CQ TODAY ONLINE NEWS
Aug. 8, 2008 – 3:39 p.m.
Crossing State Lines for More Campaign Money
By Emily Cadei, CQ Staff
Senate candidates are coming to rely more and more on contributions from outside their home states to keep their campaigns alive, especially in hotly-contested races. In fact, 13 of the 18 Senate candidates in the most contested races this year are relying predominantly on out-of-state donors to fund their efforts, according to a CQ MoneyLine analysis of campaign finance reports through the first half of 2008.

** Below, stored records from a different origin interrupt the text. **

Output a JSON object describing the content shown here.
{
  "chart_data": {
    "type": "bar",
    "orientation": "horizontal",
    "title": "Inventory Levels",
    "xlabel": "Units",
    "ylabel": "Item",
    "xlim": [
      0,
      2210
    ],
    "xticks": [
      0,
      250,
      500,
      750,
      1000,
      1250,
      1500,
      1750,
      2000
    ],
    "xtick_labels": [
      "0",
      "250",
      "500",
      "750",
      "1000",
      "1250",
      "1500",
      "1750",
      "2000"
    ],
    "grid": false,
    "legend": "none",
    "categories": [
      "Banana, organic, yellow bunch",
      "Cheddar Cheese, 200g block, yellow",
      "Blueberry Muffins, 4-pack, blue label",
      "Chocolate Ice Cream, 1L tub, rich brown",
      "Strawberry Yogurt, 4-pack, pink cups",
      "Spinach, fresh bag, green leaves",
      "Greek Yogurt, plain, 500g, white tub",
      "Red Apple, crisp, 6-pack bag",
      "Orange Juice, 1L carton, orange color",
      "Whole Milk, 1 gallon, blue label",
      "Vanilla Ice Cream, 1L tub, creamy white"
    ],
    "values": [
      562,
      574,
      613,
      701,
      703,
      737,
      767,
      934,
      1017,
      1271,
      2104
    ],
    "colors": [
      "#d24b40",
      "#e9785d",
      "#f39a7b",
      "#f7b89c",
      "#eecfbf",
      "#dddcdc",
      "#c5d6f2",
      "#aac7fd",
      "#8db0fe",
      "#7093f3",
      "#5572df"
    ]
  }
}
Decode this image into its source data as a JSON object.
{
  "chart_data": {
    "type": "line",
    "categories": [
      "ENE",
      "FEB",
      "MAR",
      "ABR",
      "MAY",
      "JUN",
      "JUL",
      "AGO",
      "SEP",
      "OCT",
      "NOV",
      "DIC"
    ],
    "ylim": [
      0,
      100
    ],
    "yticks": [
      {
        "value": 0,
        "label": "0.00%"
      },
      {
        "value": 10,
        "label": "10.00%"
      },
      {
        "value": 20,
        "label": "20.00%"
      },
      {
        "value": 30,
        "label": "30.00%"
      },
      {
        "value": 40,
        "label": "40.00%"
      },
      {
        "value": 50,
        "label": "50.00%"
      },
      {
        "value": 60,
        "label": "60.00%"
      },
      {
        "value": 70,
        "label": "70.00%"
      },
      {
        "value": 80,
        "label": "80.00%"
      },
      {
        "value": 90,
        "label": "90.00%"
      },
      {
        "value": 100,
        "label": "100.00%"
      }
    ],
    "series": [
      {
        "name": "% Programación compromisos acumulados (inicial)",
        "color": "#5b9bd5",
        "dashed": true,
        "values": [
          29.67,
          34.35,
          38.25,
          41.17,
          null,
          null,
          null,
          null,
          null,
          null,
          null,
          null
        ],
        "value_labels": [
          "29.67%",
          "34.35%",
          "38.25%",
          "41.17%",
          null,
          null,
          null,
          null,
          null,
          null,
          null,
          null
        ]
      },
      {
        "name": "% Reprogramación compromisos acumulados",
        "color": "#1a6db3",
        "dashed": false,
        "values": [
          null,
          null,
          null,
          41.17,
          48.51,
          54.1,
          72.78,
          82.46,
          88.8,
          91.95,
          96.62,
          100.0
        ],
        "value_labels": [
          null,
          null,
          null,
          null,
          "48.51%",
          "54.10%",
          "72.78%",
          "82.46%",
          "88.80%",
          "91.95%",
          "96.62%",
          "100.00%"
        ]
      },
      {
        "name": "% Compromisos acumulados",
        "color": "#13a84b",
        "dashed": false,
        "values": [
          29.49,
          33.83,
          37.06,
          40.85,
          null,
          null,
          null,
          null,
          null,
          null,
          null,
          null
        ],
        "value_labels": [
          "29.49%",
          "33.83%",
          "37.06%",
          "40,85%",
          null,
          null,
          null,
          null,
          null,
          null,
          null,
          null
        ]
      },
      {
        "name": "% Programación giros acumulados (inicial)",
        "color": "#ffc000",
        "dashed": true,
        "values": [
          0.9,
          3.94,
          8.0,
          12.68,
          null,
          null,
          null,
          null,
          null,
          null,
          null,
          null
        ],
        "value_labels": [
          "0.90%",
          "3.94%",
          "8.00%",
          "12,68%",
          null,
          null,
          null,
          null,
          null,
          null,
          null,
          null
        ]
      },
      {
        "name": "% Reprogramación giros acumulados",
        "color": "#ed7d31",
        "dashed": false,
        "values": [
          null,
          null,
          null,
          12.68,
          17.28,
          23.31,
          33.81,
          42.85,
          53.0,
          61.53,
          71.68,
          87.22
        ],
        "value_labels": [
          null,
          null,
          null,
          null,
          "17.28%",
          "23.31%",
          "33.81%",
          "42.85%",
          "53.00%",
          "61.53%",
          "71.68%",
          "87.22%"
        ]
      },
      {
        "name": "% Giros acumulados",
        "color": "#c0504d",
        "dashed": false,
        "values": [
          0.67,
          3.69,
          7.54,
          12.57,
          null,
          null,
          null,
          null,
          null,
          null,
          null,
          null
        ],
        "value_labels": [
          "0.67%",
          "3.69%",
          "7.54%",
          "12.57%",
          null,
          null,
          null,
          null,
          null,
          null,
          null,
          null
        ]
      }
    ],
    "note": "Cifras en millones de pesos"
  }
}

Leading the pack of those 13 candidates are two prominent Democratic challengers — Al Franken, who is looking to unseat Minnesota Republican Norm Coleman , and former New Hampshire Gov. Jeanne Shaheen, who is challenging Republican Sen. John E. Sununu . Franken and Shaheen had both raised 78 percent of their funds as of June 30 from individuals who live outside the state. Sununu was a close third, with 77 percent of his funds coming from out-of-state donors.
The other ten candidates who have raised the majority of their money beyond their state borders are:
• Ted Stevens , R-Alaska, 72 percent (incumbent)
• Susan Collins , R-Maine, 71 percent (incumbent)
• Tom Udall , D-N.M., 67 percent
• Mary L. Landrieu , D-La., 62 percent (incumbent)
• Tom Allen , D-Maine, 62 percent
• Jeff Merkley, D-Ore., 61 percent
• Norm Coleman , R-Minn., 60 percent (incumbent)
• Mark Udall , D-Colo., 60 percent
• Ronnie Musgrove, D-Miss., 58 percent
• Gordon H. Smith , R-Ore., 52 percent (incumbent)
Crossing State Lines for More Campaign Money
As a whole, the incumbent senators in these races averaged more from out-of-state donors than the other candidates, and all but one incumbent has so far raised a higher percentage of money outside the state than they did in the 2002 election contest.
That’s not surprising, according to University of Maryland political science professor James G. Gimpel, who has done research on donor geography. As members of Congress go through multiple election cycles, “you go back to the same donors time and time again and you ask them to dig a little deeper and invite more of their friends,” Gimpel said. “So you tend to branch out from the existing networks.”
As a whole, the Democratic Senate candidates relied more on out-of-state donors than Republicans, something Gimpel said also is part of a larger pattern.
“There is some evidence that the donor base for the Republicans is a little more dispersed, a little less concentrated,” he said. “The Democrats’ base is entirely concentrated in the very, very wealthy coastal areas.”
But there is a great deal of overlap between the two parties’ donor bases, which tend to be located in wealthy, cosmopolitan cities and regions, Gimpel noted. And for Senate candidates in small states without large centers of commerce, these donors are becoming ever more important in helping cover the costs of increasingly expensive, high profile political races.